Beeson & Singer/ prenatal diagnosis

Yoshie Furuhashi furuhashi.1 at osu.edu
Tue Aug 7 17:17:15 PDT 2001


Marta says:


>ravi narayan wrote:
>
>> > "I have always supported a womans right to choose, but that gets harder
>> > and harder to do, the deeper one explores what is really happening. It
>> > is in my own enlightened self interest to reject what can potentially
>> > kill me."
>> > --Marta Russell
> > > http://nuance.dhs.org/lbo-talk/9811/1029.html
> >
> > i do not understand this. how is it meaningful to talk about self
>> interest before there is a self? once i am born and my self exists
>> it is clear to me that i am thankful for my existence. but if the
>> fetus (that turned out to be me) was aborted, then there seems no
>> meaning in talking about my happiness or regrets because there is
>> no "me" and there never will be.
>
>Well yes in the individual sense. But I am disabled -- so if society
>aborted disabled fetuses in toto as a class/group of fetuses, I would
>have been wiped out as a matter of due course. Is that clearer?

However, according to the social model of disability that you advocate, it is not biological qualities of fetuses but social relations that disable individuals (temporarily or permanently or progressively), so it follows that it is impossible to "wipe out" the disabled through selective abortion without also abolishing disabling social relations. Even the healthiest who can best approximate the ever-changing fantasy of "normality" cannot but become disabled if they live long enough, since our world doesn't make it easy for the elderly to thrive. Your fear that selective abortion may "wipe out" "disabled fetuses in toto as a class/group of fetuses" seems to return us -- against your professed intention -- to a biological model of disability, much as the fear of some gay men & lesbians that the discovery of "gay gene" may lead to selective abortion & genocide of "homosexual fetuses" betrays a biological model of sexuality, despite gains made by historical approaches to understanding sexuality.

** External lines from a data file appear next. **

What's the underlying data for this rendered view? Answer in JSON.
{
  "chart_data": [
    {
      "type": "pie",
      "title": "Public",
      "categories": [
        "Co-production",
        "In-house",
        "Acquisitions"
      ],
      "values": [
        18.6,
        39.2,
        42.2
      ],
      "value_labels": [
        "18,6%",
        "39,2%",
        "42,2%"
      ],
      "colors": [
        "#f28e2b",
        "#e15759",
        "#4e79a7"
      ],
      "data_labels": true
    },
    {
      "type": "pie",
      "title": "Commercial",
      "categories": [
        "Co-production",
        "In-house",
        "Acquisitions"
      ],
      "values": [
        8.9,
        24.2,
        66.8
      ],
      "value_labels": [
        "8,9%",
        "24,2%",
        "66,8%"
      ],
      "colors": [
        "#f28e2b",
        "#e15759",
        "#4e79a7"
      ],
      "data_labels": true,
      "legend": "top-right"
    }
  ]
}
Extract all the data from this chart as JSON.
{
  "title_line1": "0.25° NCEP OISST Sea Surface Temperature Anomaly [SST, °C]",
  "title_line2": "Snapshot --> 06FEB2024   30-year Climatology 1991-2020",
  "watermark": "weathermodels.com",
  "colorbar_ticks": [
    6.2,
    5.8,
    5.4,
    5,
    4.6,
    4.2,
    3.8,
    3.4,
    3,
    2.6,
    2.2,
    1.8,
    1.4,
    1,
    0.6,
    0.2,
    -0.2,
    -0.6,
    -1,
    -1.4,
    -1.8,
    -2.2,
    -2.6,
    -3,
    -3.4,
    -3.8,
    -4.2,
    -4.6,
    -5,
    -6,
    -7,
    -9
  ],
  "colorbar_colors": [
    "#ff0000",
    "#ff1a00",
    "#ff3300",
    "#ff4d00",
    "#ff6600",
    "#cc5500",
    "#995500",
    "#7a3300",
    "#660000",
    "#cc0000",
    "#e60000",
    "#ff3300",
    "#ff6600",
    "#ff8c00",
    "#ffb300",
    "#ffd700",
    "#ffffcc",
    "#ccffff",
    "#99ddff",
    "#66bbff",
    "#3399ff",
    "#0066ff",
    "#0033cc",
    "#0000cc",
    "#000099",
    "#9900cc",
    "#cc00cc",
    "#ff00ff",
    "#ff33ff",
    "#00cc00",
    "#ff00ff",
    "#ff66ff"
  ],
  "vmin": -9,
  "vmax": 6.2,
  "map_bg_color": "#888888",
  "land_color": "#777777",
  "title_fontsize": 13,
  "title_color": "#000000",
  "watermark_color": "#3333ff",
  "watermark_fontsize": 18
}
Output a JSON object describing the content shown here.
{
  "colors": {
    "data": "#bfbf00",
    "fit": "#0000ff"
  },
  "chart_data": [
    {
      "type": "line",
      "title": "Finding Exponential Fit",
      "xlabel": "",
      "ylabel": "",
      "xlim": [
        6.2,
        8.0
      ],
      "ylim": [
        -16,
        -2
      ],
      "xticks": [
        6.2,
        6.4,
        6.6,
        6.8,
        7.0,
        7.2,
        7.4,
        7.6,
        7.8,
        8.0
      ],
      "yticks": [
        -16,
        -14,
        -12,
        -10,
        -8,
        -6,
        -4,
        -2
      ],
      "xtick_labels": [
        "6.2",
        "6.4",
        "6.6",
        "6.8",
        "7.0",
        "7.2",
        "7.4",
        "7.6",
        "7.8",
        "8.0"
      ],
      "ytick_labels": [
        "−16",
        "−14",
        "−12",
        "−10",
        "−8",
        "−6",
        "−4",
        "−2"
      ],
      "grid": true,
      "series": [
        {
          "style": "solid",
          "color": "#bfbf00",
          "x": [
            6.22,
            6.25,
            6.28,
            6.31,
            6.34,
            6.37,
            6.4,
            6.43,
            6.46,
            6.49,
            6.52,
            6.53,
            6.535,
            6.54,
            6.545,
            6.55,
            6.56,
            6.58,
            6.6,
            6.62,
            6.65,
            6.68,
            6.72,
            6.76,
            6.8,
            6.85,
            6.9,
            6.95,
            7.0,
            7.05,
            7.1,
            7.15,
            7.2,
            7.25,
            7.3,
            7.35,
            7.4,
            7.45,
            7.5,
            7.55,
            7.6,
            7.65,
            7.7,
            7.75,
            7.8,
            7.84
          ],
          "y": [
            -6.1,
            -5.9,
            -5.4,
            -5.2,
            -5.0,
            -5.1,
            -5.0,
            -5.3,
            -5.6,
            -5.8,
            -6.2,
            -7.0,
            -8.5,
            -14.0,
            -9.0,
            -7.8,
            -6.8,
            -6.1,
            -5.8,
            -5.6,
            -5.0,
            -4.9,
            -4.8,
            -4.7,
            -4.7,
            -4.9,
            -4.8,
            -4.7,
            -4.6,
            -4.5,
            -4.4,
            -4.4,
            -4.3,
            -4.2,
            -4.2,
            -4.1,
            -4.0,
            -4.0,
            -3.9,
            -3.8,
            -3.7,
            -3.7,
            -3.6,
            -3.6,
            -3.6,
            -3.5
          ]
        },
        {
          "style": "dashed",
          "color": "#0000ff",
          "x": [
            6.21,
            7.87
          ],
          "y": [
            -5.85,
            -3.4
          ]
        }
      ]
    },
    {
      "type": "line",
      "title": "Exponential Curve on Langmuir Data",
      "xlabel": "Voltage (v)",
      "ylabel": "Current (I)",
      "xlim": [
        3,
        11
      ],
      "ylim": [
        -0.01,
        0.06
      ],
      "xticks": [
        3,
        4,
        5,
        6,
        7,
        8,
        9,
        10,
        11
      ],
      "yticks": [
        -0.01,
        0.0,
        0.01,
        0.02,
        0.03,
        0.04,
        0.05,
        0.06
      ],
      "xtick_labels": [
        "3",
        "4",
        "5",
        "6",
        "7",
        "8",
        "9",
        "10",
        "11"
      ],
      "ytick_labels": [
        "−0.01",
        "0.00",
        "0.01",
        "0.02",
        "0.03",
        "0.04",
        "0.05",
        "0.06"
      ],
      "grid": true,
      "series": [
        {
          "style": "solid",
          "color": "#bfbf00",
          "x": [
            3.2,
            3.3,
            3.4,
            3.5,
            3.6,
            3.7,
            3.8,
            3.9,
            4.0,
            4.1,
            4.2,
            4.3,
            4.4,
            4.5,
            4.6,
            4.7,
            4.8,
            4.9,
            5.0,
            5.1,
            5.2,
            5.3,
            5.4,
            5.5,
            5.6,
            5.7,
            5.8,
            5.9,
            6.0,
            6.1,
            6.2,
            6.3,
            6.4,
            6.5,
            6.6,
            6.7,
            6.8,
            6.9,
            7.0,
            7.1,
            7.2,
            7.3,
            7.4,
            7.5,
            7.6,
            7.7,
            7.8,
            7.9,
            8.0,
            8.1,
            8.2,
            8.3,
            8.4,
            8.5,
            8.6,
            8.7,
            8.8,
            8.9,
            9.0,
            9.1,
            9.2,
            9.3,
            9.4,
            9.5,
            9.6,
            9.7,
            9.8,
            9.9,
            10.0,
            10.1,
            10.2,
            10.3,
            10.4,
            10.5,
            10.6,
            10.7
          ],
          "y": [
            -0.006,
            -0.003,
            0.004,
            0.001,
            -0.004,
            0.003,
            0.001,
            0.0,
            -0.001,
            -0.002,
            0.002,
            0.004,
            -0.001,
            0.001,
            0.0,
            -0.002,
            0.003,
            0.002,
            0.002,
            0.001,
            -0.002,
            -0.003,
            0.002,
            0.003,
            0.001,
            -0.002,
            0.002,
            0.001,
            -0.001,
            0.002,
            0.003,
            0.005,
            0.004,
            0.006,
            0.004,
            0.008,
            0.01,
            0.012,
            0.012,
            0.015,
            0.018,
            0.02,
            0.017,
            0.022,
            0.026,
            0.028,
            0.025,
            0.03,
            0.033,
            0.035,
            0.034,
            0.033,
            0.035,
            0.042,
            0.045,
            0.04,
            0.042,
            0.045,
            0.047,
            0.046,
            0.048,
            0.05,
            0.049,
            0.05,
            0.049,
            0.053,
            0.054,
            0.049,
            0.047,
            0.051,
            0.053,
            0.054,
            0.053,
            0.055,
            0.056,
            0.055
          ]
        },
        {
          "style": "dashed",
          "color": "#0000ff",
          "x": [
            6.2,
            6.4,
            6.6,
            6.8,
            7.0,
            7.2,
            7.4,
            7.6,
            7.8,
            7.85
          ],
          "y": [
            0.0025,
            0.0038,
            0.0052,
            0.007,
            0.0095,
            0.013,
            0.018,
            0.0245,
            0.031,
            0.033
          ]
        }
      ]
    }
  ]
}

There is, however, a possibility that the incidence of some -- though far from all -- categories of physical conditions may decrease through prenatal diagnosis & selective abortion. Must we fight against this possibility, motivated by your fear? If so, the same fear logically demands that we fight against medicine (curative as well as preventive), worker-safety regulations, consumer-safety regulations, better nutrition, democratic education, egalitarian socio-economic development, etc. also, since all of them are known to contribute to the decrease in many kinds & degrees of disability.